Мистер Торкингем выглядел смущенным.
– Если вы пообещали сэру Блаунту Константину жить уединенно, пока он не вернется, мне кажется, вы связаны этим обещанием. Боюсь, что желание освободиться от обязательства в какой-то степени является причиной, по которой его следует выполнять. Но ваша собственная совесть, несомненно, будет лучшим руководством, не так ли, леди Константин?
– Моя совесть совсем запуталась в своих обязанностях, – продолжала она со вздохом. – И все же она иногда говорит мне, что я должна держать свое слово. Очень хорошо; полагаю, я должна продолжать в том же духе.
– Если вы уважаете обет вообще, я думаю, вы должны уважать и свой собственный, – сказал священник, обретая еще большую твердость. – Если бы ваше слово было вырвано у вас принуждением, моральным или физическим, вы могли бы его нарушить. Но поскольку вы сами предложили клятву, когда вашему мужу требовались только благие намерения, я думаю, вы обязаны следовать ей; иначе что стоит гордость, которая побудила вас дать ее?
– Очень хорошо, – сказала она с покорностью. – Но с моей стороны это потребует огромной самоотверженности.

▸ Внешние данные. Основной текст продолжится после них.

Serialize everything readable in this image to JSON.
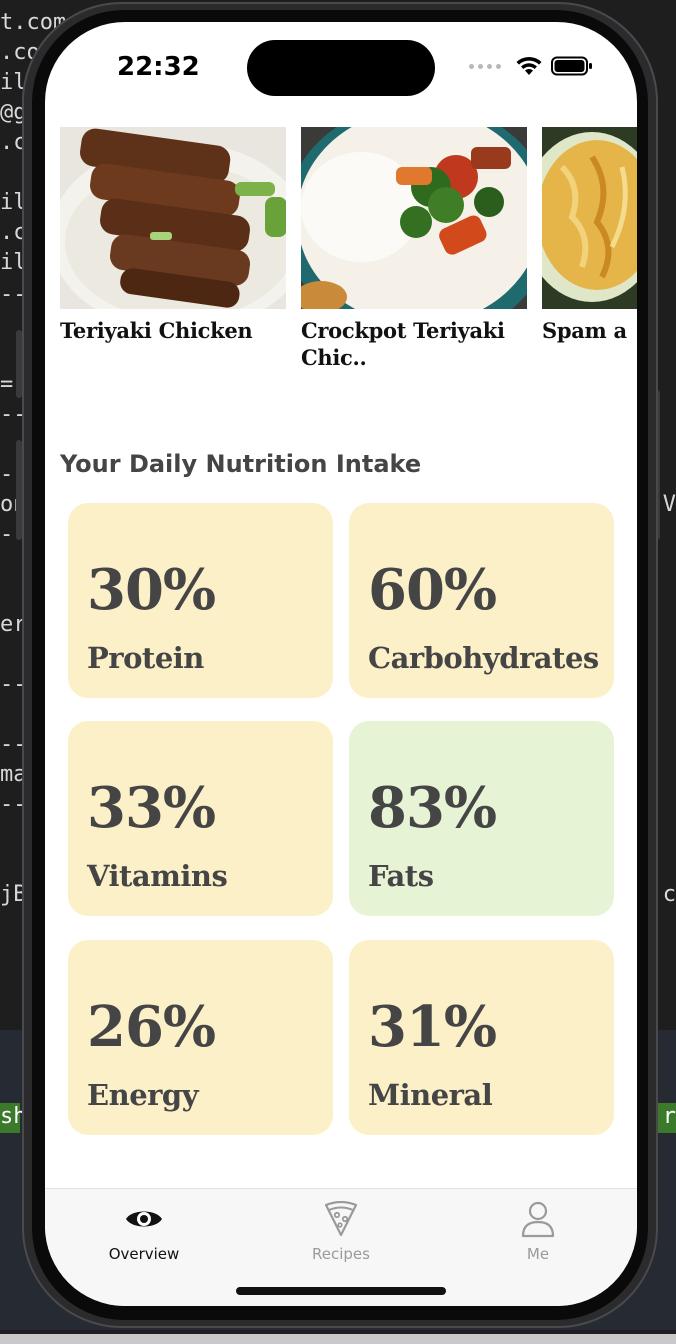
{
  "status_bar": {
    "time": "22:32"
  },
  "recipes": [
    {
      "title": "Teriyaki Chicken"
    },
    {
      "title": "Crockpot Teriyaki Chic.."
    },
    {
      "title": "Spam a"
    }
  ],
  "nutrition": {
    "title": "Your Daily Nutrition Intake",
    "items": [
      {
        "value": "30%",
        "label": "Protein",
        "color": "#fcf0c9"
      },
      {
        "value": "60%",
        "label": "Carbohydrates",
        "color": "#fcf0c9"
      },
      {
        "value": "33%",
        "label": "Vitamins",
        "color": "#fcf0c9"
      },
      {
        "value": "83%",
        "label": "Fats",
        "color": "#e7f3d5"
      },
      {
        "value": "26%",
        "label": "Energy",
        "color": "#fcf0c9"
      },
      {
        "value": "31%",
        "label": "Mineral",
        "color": "#fcf0c9"
      }
    ]
  },
  "tabbar": {
    "tabs": [
      {
        "label": "Overview",
        "icon": "eye-icon",
        "active": true
      },
      {
        "label": "Recipes",
        "icon": "pizza-slice-icon",
        "active": false
      },
      {
        "label": "Me",
        "icon": "person-icon",
        "active": false
      }
    ]
  },
  "terminal": {
    "left_lines": [
      "t.com",
      ".co",
      "il",
      "@g",
      ".c",
      "",
      "il",
      ".c",
      "il",
      "--",
      "",
      "=",
      "--",
      "",
      "--",
      "on",
      "--",
      "",
      "er",
      "",
      "--",
      "",
      "--",
      "ma",
      "--",
      "",
      "jB"
    ],
    "right_lines": [
      "V",
      ".c",
      "r"
    ]
  }
}
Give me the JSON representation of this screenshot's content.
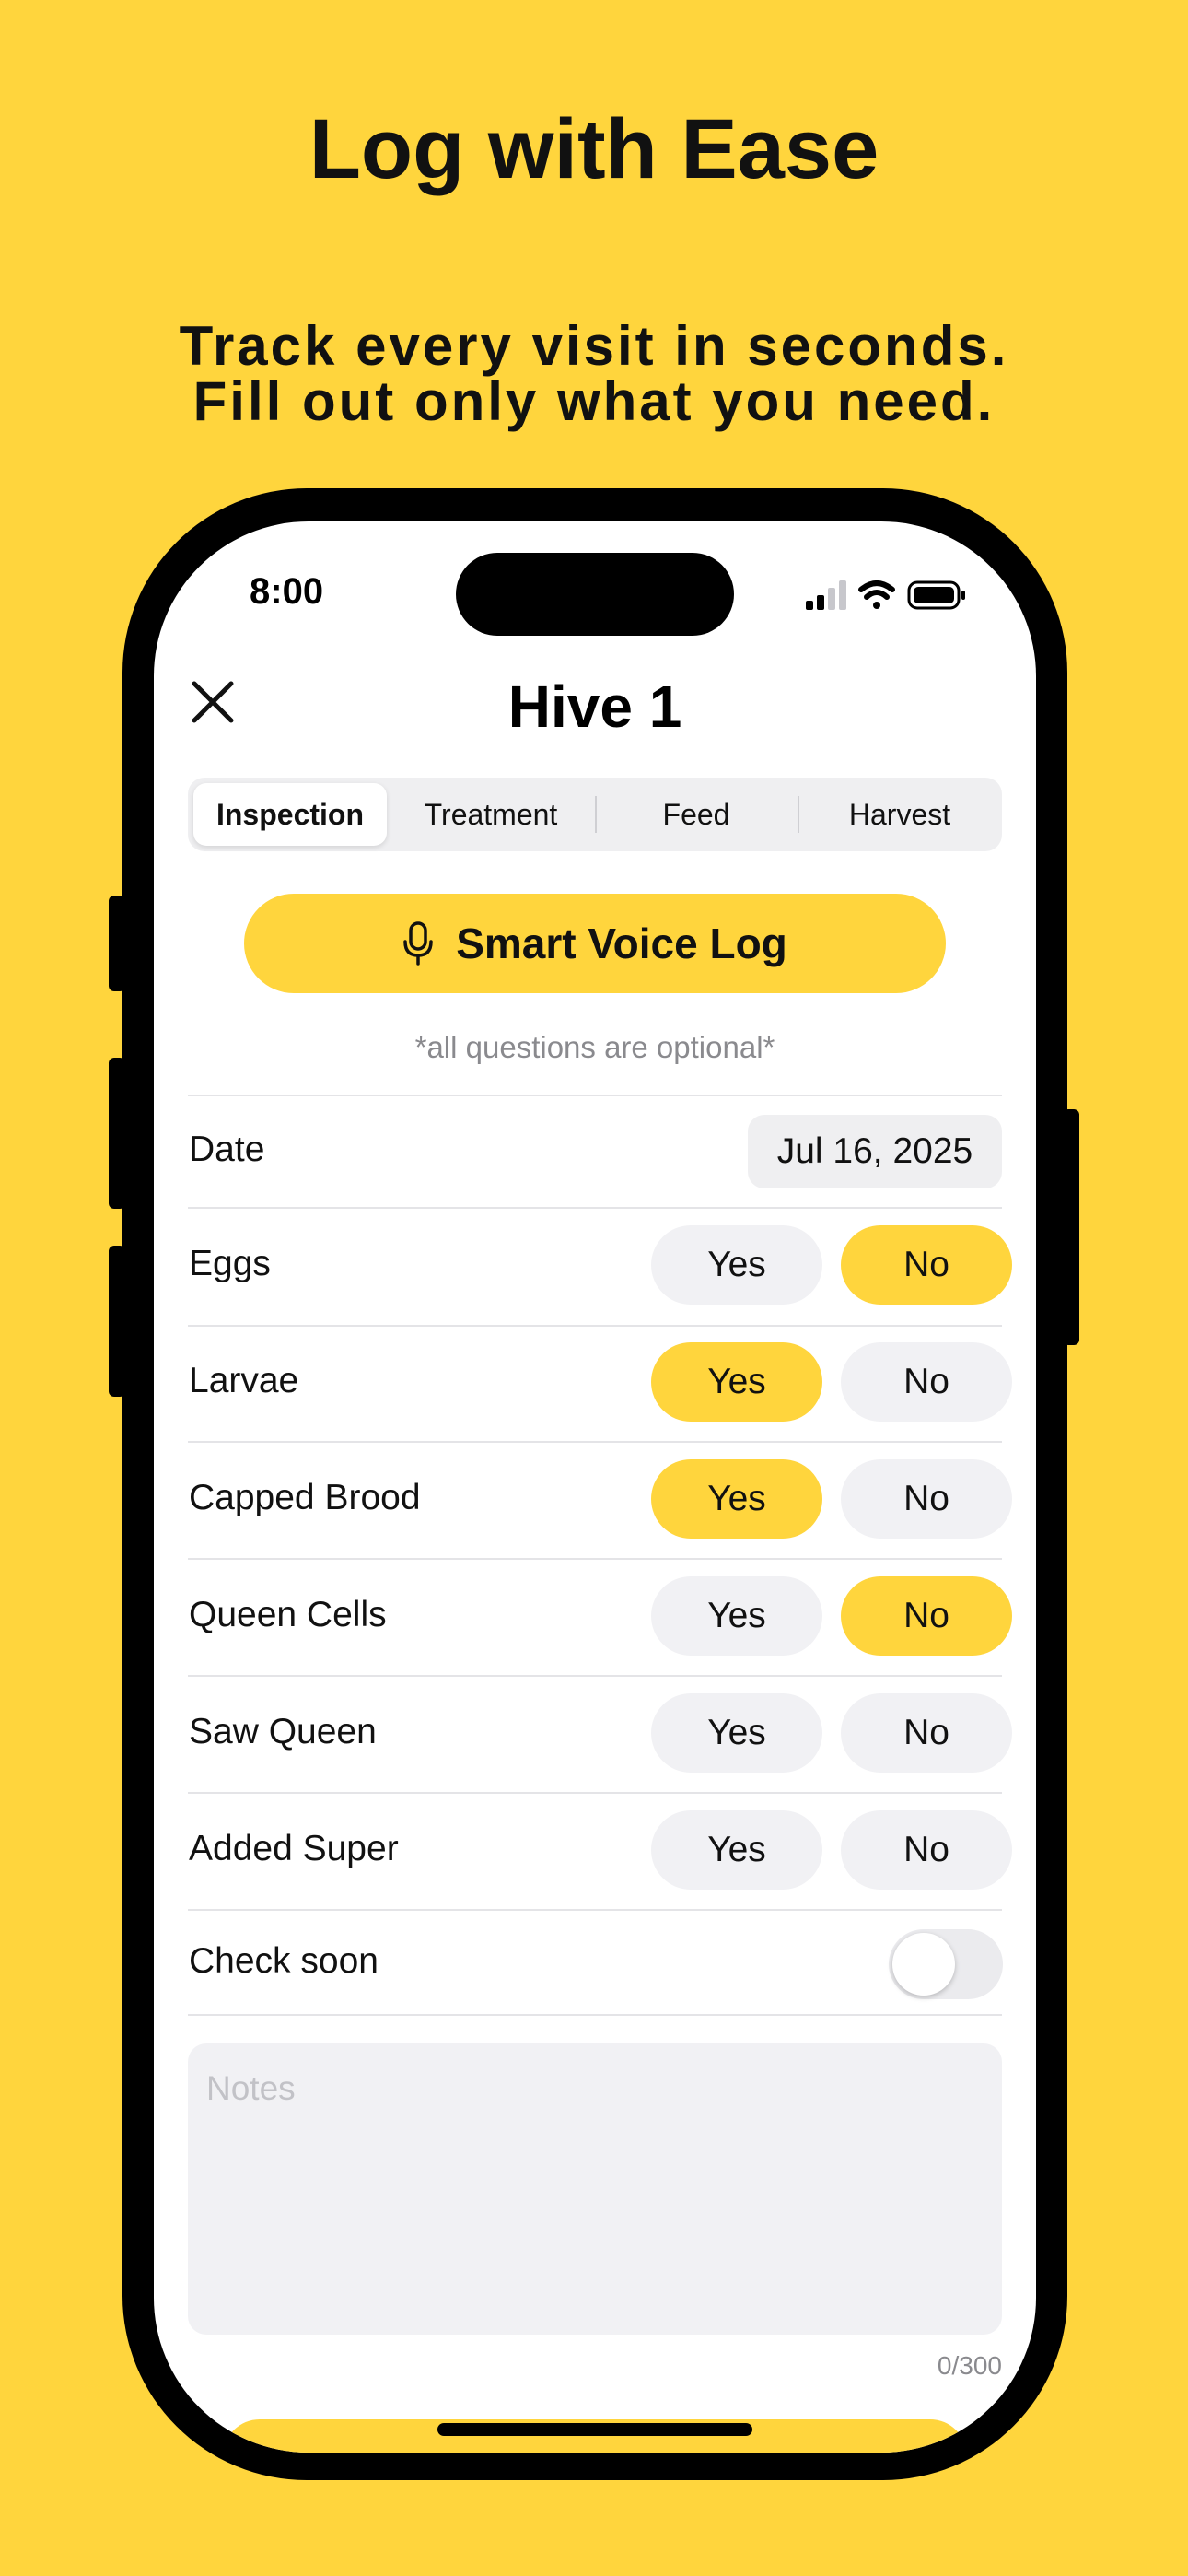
{
  "marketing": {
    "headline": "Log with Ease",
    "subline_1": "Track every visit in seconds.",
    "subline_2": "Fill out only what you need."
  },
  "status_bar": {
    "time": "8:00",
    "icons": [
      "cellular-signal-icon",
      "wifi-icon",
      "battery-icon"
    ]
  },
  "header": {
    "title": "Hive 1",
    "close_icon": "close-icon"
  },
  "tabs": [
    {
      "label": "Inspection",
      "active": true
    },
    {
      "label": "Treatment",
      "active": false
    },
    {
      "label": "Feed",
      "active": false
    },
    {
      "label": "Harvest",
      "active": false
    }
  ],
  "voice_button": {
    "label": "Smart Voice Log",
    "icon": "microphone-icon"
  },
  "optional_note": "*all questions are optional*",
  "date_row": {
    "label": "Date",
    "value": "Jul 16, 2025"
  },
  "yes_label": "Yes",
  "no_label": "No",
  "questions": [
    {
      "label": "Eggs",
      "selected": "No"
    },
    {
      "label": "Larvae",
      "selected": "Yes"
    },
    {
      "label": "Capped Brood",
      "selected": "Yes"
    },
    {
      "label": "Queen Cells",
      "selected": "No"
    },
    {
      "label": "Saw Queen",
      "selected": null
    },
    {
      "label": "Added Super",
      "selected": null
    }
  ],
  "check_soon": {
    "label": "Check soon",
    "on": false
  },
  "notes": {
    "placeholder": "Notes",
    "value": "",
    "counter": "0/300"
  },
  "colors": {
    "accent": "#FFD53D",
    "pill_inactive": "#F1F1F4",
    "text": "#111111",
    "muted": "#8A8A8E"
  }
}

– То, что вы это предложили с чувством превосходства, не умаляет ваших обязательств, поскольку вы однажды взяли на себя их. Святой Павел в Послании к Евреям говорит: «Клятва во удостоверение оканчивает всякий спор их». И вы легко вспомните слова из Экклезиаста: «Заплати то, что ты обещал. Лучше не давать обета, чем давать обет и не платить». Почему бы не написать сэру Блаунту, рассказать ему о неудобствах такого положения и попросить его освободить вас?
– Нет, это исключено. Выражение такого желания, по его мнению, стало бы достаточной причиной для отказа в нем. Я сдержу свое слово.
Мистер Торкингем поднялся, чтобы уйти. Но после того, как она пожала ему руку, а он пересек комнату и был уже в двух шагах от двери, она окликнула его:
– Мистер Торкингем! – он остановился. – То, что я сообщила вам, – это лишь малая часть того, что я хотела сказать, и для чего посылала за вами.
Мистер Торкингем вернулся к ней.
– Тогда что же осталось? – спросил он с серьезным удивлением.
– Я с вами была абсолютно откровенна, насколько это возможно; но есть нечто большее. Я получила вот это письмо, и хотела кое-что сказать…
– Тогда скажите это сейчас, моя дорогая леди.
– Нет, – отвечала она с видом полной неспособности. – Сейчас я не могу говорить об этом! Как-нибудь в другой раз. Не нужно оставаться. Пожалуйста, считайте этот разговор личным. Спокойной ночи.